Williams, also assistant dean for diversity and inclusion in the nursing school, received the honor as part of the “Women in the Movement” event marking Martin Luther King Jr. Day, which featured Mavis Ford Claytor, UVA Nursing’s first African-American graduate, Mary Holmes, a nurse pioneer who helped desegregate UVA Hospital, and Bishop Sarah Kelley, UVA’s first black chaplain resident.
“From the focus of her own scholarship to her expansive participation in national and regional organizations to her wide-ranging work at UVA, Ishan has broadened the way we teach and care for our nation’s most vulnerable,” said Dorrie Fontaine, dean of the School of Nursing,. “She’s also inspired young people from a broad spectrum of backgrounds to consider nursing at a time when minority nurses, nurse researchers and nurse faculty, are in acutely short supply.”
"Ishan has broadened the way we teach and care for our nation’s most vulnerable."Dean Dorrie K. Fontaine, in her nomination of Ishan Williams for the 2019 MLK Award
Williams – among the School’s small handful of faculty who are non-nurses, with a degree in psychology and human development – studies health issues impacting minority populations, including their experience of dementia, Type 2 diabetes, and the link between vascular disease and cognition. Director of the School of Nursing’s Aging Research Team of scholars, Williams is president of the Southern Gerontological Society, is a fellow and board member of the Gerontological Society of America (the nation’s largest interdisciplinary organization devoted to aging), and a member of the AARP’s Public Policy Institute Roundtable and the Lindsay Institute for Caregiving advisory council. She is also associate editor for the Journal of Ethnicity and Health.
Williams’ nursing courses are perennially popular and affecting, and she’s been regularly feted for her teaching skill. In 2011, she was named an Excellence in Diversity Fellow by the Teaching and Resources Center; in 2016, she earned the Faculty Leadership Award from the School of Nursing’s Alumni Association; and in 2017, she received the Mentor Recognition Award by the Office of African-American Affairs.
Beyond her wide-ranging scholarship and service is a profound commitment to local issues of diversity and inclusion, too.
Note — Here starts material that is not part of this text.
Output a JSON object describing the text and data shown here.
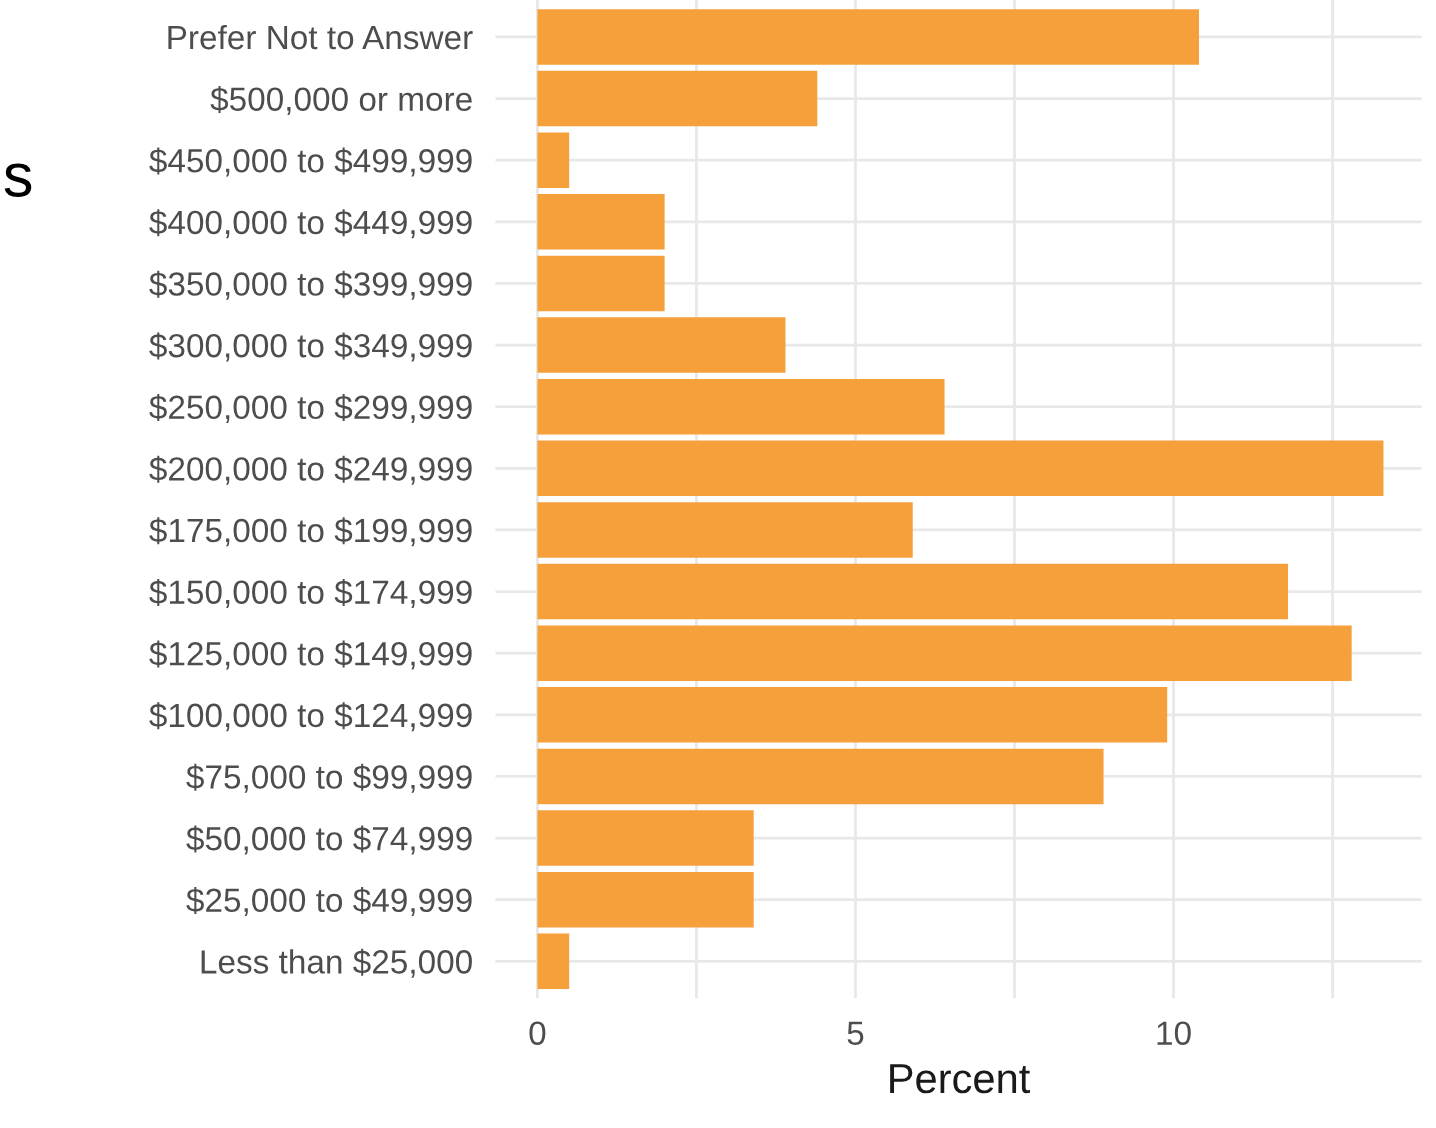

She is a key driver and voice for diversity groups and boards, works closely with agencies across Charlottesville, and is a critical ingredient to many UVA, Health System, and School of Nursing initiatives as well.
Williams coordinates events that gather minority students, faculty and local minority high schoolers around lively workshops and demonstrations that introduce nursing as a profession. She is often called to serve on boards and committees, including UVA Medical Center’s Cultural Advisory Committee (2008-2012), its Center on Health Disparities Board (2008-2012), and, at the School of Nursing, membership on the Diversity Committee (2010-2012). Williams was also an inaugural member of the UVA’s Black Employee Resource Group.
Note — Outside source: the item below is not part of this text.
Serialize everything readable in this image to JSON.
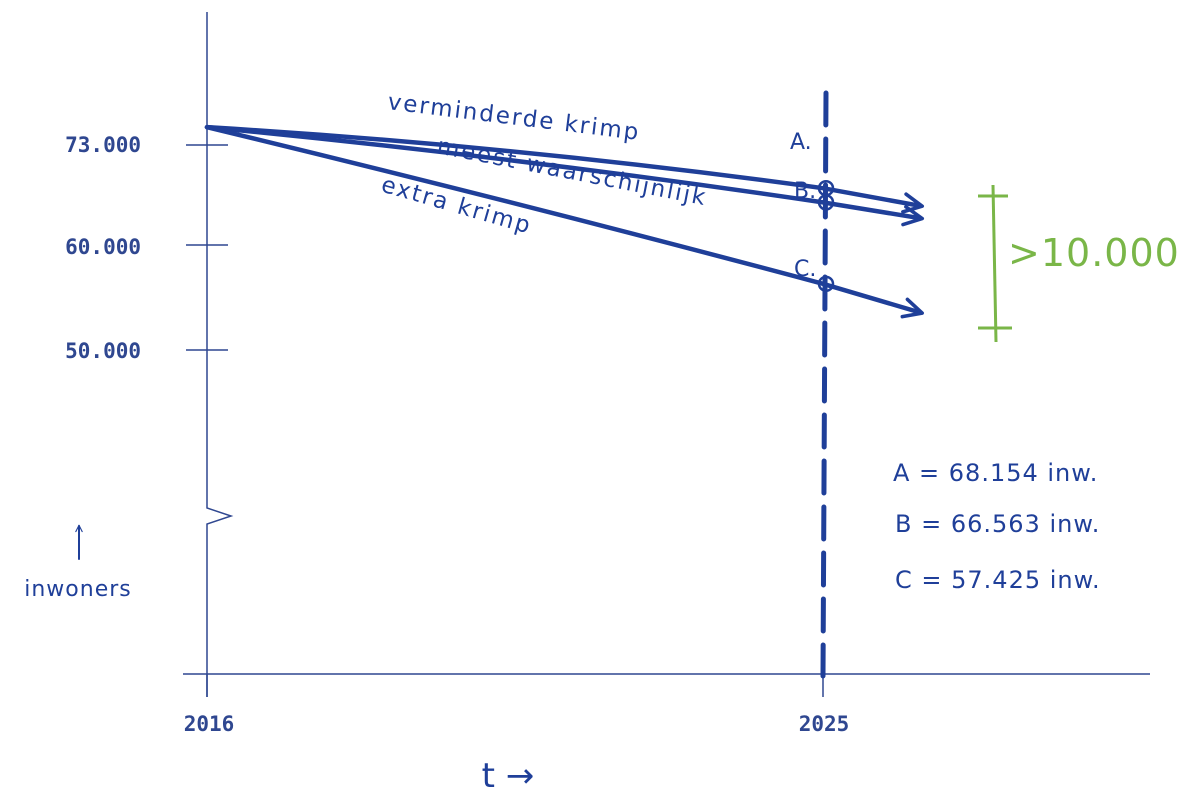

She’s worked tirelessly with nursing students at community health fairs across central Virginia addressing healthcare access issues specific to heart health, diversity in research, diabetes management and cognitive impairment and chronic disease. As a mentor to both undergraduate and graduate nursing students, she is a favorite ally and inspiration. And as a fierce and unwavering supporter of minority students, Williams’ sensitivity and understanding has been a critical ingredient as Charlottesville and our nation experiences episodes of racial and ethnic unrest. She listens intently, speaks thoughtfully, provides perspective, and, when possible, helps channel students’ anger into productivity.
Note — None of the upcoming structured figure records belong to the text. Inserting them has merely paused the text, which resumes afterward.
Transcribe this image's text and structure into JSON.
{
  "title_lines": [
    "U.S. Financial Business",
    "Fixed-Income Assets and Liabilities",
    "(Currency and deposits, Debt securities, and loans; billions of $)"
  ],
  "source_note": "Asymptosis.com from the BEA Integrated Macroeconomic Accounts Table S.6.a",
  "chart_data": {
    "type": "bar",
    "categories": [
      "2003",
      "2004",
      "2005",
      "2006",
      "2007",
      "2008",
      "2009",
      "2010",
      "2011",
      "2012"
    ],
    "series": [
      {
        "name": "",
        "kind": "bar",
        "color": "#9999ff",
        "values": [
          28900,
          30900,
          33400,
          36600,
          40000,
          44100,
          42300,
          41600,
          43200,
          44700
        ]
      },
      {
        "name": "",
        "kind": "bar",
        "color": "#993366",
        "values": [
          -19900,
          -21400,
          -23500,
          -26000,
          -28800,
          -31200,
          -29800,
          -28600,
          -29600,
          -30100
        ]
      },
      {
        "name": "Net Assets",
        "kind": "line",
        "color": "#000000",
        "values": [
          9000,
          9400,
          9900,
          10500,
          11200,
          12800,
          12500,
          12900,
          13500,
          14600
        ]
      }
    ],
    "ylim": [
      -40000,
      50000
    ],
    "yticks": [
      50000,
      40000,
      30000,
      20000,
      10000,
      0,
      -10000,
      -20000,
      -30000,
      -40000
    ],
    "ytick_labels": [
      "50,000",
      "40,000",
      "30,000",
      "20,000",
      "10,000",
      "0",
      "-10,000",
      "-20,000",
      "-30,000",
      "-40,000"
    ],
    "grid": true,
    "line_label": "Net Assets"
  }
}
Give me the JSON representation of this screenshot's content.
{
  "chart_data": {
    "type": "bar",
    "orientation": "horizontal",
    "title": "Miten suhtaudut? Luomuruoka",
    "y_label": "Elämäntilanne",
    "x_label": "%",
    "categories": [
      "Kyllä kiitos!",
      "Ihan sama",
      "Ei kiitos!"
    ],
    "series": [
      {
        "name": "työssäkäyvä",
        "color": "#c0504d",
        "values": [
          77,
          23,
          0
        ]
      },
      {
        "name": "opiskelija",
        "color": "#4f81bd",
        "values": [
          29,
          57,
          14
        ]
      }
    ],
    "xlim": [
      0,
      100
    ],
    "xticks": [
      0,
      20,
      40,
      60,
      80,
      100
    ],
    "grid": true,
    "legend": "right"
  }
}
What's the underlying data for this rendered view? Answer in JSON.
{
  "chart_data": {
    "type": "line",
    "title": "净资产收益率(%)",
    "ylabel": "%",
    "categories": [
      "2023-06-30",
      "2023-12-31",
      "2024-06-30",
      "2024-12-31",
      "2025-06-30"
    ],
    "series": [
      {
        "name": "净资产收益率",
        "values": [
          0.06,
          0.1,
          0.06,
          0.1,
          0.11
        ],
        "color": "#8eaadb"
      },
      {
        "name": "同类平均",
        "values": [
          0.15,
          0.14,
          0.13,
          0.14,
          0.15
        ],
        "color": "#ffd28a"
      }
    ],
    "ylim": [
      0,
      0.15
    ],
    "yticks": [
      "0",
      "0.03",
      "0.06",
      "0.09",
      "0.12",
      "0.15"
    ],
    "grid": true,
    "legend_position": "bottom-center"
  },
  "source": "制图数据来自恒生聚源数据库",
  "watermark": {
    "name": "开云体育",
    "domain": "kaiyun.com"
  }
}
Williams has profoundly impacted the faculty and administrators around her, as she considers new ways to expand the message of diversity and inclusion beyond its current borders. She recently co-led UVA faculty and administrators’ participation in the USC-led Race Equity Institute, championing anti-racist and more inclusive curricula. Too, she’s continued these discussions by proposing a new course – “Health (In)Equities” – which will look at the intersection of race, class and gender.
The Health System’s MLK Award – presented annually to a School of Medicine, School of Nursing or Medical Center faculty or staff member who best embodies King’s values – recognizes exceptional abilities in areas of cultural competence, healthcare disparities, and/or fostering an environment of caring, diversity and inclusivity.